Este no es un llamado ingenuo a olvidar la injusticia. Es un acto radical de fe: creer que incluso en la oscuridad más profunda, Dios está presente. El salmista escribió: "Cercano está Jehová a los quebrantados de corazón, y salva a los de espíritu abatido" (Salmo 34:18, RVR1960). Estos padres han experimentado esa cercanía. Han descubierto que aferrarse a la ira solo aprisiona a quien no puede perdonar.
El Poder de Escuchar
Lo que más impactó al obispo Dempsey no fueron los discursos, sino las historias. Cuando una madre judía describió los últimos momentos de su hijo, o un padre palestino recordó la canción favorita de su hija, la sala quedó en silencio. En ese silencio, ocurrió algo sagrado. Los oyentes dejaron de ver "al otro lado" y comenzaron a ver a un ser humano como ellos.
La Escritura nos recuerda que "somos miembros los unos de los otros" (Efesios 4:25, RVR1960). Si un miembro del cuerpo sufre, todos los miembros sufren con él (1 Corintios 12:26). El Círculo de Padres vive esta verdad. Se niegan a dejar que las fronteras políticas o las etiquetas religiosas definan quién merece compasión. Su dolor se ha convertido en un puente.
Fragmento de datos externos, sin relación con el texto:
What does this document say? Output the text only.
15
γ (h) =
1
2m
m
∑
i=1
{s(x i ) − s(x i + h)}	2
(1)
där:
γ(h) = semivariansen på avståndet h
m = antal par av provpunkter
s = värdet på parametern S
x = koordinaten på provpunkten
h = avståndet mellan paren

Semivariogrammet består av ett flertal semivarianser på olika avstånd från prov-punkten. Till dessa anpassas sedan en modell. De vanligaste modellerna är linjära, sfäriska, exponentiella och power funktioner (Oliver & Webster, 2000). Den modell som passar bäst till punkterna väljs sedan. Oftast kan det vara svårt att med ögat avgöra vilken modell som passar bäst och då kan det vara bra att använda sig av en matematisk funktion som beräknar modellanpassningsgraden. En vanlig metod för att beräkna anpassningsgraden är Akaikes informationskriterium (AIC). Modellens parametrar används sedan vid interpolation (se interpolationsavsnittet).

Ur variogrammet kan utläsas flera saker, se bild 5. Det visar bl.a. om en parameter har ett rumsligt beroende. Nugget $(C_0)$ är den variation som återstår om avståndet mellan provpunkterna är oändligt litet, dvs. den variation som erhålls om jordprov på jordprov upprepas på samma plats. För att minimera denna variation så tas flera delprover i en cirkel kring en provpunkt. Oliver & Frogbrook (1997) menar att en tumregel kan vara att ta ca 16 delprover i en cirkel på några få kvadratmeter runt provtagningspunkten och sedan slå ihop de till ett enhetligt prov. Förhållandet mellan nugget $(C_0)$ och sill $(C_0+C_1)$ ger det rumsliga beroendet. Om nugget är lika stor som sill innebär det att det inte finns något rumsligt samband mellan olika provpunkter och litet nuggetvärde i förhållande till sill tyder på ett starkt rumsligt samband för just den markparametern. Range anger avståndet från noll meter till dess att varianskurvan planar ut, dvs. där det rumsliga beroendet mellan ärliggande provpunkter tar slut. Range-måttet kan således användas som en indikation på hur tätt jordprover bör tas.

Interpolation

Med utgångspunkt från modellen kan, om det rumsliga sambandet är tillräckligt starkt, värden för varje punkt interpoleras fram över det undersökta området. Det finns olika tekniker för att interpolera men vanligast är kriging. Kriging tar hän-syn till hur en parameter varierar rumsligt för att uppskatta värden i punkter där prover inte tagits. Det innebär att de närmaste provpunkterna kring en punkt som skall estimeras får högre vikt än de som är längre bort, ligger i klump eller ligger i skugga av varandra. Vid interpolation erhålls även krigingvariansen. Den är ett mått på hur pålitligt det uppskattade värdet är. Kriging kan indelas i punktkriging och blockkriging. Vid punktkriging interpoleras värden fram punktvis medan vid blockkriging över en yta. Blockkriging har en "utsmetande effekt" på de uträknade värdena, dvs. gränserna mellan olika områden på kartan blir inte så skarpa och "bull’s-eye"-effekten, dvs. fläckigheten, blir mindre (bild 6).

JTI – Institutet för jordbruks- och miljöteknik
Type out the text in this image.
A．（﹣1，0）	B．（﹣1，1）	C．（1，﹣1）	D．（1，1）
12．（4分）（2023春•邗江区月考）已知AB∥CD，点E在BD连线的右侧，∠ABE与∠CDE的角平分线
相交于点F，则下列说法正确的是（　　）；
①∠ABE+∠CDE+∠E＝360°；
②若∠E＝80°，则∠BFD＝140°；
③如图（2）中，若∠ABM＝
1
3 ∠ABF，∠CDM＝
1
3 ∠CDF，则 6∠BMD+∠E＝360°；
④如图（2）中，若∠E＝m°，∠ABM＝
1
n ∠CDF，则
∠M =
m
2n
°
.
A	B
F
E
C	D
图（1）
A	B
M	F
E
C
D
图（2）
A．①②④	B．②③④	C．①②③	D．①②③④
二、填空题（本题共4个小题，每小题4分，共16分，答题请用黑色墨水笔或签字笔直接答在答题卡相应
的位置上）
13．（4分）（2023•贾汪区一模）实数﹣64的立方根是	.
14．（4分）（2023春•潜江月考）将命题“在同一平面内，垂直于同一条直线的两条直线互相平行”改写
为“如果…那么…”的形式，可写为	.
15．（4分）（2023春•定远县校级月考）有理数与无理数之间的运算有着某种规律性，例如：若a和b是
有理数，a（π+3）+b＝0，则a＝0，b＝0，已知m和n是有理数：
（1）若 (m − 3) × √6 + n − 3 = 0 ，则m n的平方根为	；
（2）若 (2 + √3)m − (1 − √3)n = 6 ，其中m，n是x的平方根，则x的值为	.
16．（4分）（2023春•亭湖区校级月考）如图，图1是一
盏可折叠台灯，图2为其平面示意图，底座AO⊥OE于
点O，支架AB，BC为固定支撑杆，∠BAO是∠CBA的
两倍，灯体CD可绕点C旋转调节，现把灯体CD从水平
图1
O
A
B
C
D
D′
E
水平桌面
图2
El Perdón como Disciplina Espiritual
El perdón no es un sentimiento; es una elección. Jesús nos enseñó a orar: "Perdónanos nuestras deudas, como también nosotros perdonamos a nuestros deudores" (Mateo 6:12, NVI). No dijo "si" perdonamos, sino "como" perdonamos. Nuestro propio perdón está ligado a nuestra disposición a extenderlo a otros. Esta es una enseñanza difícil, especialmente cuando la herida está fresca y el dolor es profundo.
El Círculo de Padres no finge que perdonar sea fácil. Admiten que es una lucha diaria. Pero han aprendido que aferrarse a la amargura solo envenena a quien la sostiene. Como dijo un miembro: "Nos dimos cuenta de que nuestros hijos no murieron para que sigamos matándonos unos a otros."
Pasos Prácticos hacia la Sanación
¿Qué podemos aprender de su ejemplo? Primero, podemos comenzar reconociendo nuestro propio dolor. Suprimir el duelo solo hace que se pudra. Segundo, podemos elegir escuchar—realmente escuchar—a aquellos con quienes no estamos de acuerdo. Tercero, podemos dar pequeños pasos hacia la reconciliación, aunque se sienta incómodo. Finalmente, podemos orar por el valor para perdonar, confiando en que Dios nos dará la fuerza.